On a beautiful summer evening on Monday, red and white, the colors of the Indonesian flag dominated the courtyard of Philadelphia City Hall. Red represents courage; white epitomizes purity. A diverse crowd of around 400 people of all ages, including hundreds of Indonesians from all over the city, gathered to celebrate the 70th anniversary of Indonesian independence, kicking off a week of festivities.
The event opened with “The Star Spangled Banner” and the Indonesian anthem “Indonesia Raya.” After the flag ceremony, performed by the Indonesian Student Association in Philadelphia, festivalgoers were also able to enjoy Rejang, a Balinese welcoming dance; Yapong, a cheerful West Java dance; a fashion show of traditional costumes; a dangdut dance competition; and Poco-Poco, the traditional Indonesian line dance.
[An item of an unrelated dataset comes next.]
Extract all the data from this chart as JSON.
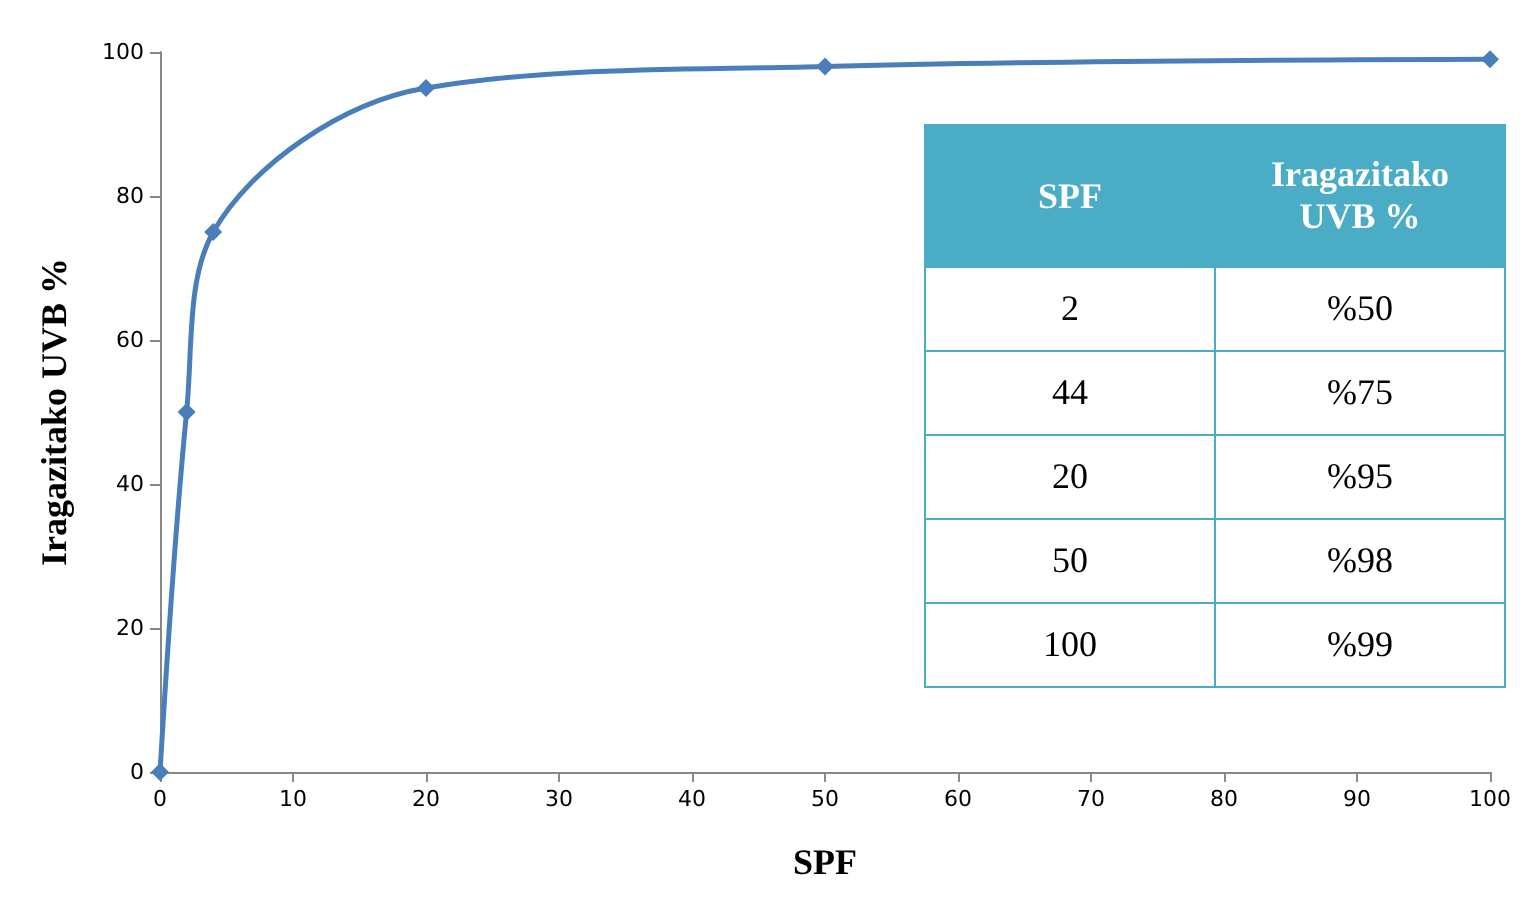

On Aug. 17, 1945, Indonesia declared its independence from the Netherlands. The declaration met opposition from the Dutch rulers, followed by four years of unrest and diplomatic meetings. Finally, in 1949, the Dutch officially recognized the Indonesian independence, but it was not until 2005 that Dutch accepted Aug. 17, 1945, as the official date.
Indonesia, the world’s fourth most populous nation, is 86 percent Muslim — and the largest Islamic country, though it is a secular state. Indonesians are separated by seas and clustered on islands. The largest cluster is on Java, with some 130 million inhabitants (60 percent of the country’s population) on an island the size of New York State. Sumatra, much larger than Java, has less than one-third of the nation’s population. Ethnically, the country is highly diverse, with over 580 languages and dialects — but only 13 have more than one million speakers.
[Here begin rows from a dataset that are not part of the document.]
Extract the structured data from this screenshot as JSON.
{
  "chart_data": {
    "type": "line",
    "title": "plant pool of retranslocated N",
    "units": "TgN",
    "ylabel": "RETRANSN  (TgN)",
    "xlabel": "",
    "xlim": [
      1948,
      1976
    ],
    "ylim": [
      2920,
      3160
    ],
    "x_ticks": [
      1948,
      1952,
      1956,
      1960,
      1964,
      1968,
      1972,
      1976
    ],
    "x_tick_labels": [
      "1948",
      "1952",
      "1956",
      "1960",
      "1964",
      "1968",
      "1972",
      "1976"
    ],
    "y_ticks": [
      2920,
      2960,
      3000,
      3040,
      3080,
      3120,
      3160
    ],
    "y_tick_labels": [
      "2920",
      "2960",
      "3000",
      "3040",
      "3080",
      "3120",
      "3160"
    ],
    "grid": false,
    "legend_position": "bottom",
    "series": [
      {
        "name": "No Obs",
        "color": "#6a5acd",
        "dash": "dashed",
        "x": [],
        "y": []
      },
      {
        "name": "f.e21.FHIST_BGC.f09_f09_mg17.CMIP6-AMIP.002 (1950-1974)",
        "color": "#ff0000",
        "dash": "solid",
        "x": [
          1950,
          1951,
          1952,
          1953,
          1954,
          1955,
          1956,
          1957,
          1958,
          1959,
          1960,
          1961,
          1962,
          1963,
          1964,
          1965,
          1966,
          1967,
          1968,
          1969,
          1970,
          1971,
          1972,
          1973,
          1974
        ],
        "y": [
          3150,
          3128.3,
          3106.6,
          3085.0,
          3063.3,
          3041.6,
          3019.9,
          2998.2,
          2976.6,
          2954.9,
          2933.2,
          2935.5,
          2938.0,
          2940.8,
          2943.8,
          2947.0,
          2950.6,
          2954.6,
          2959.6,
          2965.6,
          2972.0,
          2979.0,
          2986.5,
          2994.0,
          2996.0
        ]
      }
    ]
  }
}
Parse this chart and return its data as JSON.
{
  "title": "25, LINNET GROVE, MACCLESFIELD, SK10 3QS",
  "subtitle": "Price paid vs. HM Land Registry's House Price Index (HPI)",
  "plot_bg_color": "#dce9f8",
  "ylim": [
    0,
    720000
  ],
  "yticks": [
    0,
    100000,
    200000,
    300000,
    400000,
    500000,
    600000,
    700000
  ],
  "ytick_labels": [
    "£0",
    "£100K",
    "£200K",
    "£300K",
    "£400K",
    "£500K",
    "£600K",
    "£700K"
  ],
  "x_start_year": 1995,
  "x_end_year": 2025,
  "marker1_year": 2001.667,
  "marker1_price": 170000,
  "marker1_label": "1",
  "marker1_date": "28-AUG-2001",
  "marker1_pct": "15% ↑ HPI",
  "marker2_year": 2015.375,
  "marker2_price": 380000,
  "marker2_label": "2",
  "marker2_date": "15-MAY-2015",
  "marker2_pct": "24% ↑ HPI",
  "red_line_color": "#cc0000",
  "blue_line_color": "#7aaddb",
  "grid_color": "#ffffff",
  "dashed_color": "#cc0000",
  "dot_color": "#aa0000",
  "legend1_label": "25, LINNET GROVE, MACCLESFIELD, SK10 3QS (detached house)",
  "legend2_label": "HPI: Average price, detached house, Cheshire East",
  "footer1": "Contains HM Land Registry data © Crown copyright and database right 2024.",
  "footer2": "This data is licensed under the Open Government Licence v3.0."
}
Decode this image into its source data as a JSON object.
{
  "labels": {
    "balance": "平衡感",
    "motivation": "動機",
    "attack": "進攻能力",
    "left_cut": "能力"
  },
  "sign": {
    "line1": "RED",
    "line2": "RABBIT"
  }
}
The present-day culture of Indonesia is an outcome of the interplay of old-age traditions from the time of early migrants and the Western thinking brought by Portuguese traders and Dutch colonists. The famous dance dramas of Java and Bali are derived from Hindu mythology and often feature fragments from the Hindu epics such as Ramayana and Mahabharata.
That diverse cultural experience is reflected in the 2nd Indonesian Week, organized by the Indonesian Diaspora Network of Greater Philadelphia and supported by the mayor’s Office of Immigrant and Multicultural Affairs. All week long there have been many exciting events from South Philly to Center City. The Indonesian flag-raising at Philadelphia City Hall last year was the first time ever that an Indonesian flag was raised at a city hall in the United States. Last year Indonesian Week was attended by more than 3,000 people.
On behalf of Mayor Nutter, Deputy Executive Director Fernando Trevino welcomed the Indonesian community to City Hall. He stressed that, from its inception, Philadelphia has been a welcoming place to people from many walks of life, including Indonesian immigrants.
Ghafur Darmasaputra, the Indonesian consul general in New York officially opened the event and praised the City of Philadelphia for its effort to strengthen its multicultural affairs and for its strong support to the Indonesian community. “Diversity makes the U.S. a strong country and Philadelphia a strong city,” he said.
On Friday, Aug. 14, a music and dance event, “Sepanjang Jalan Kenangan,” will take place at Love Park from 5 p.m. to 7 p.m. And on Saturday, Aug. 15, Bethany Miracle Center, 1709 S Broad St., will host a food festival, bazaar, and free health check-up from 11 a.m. to 4 p.m.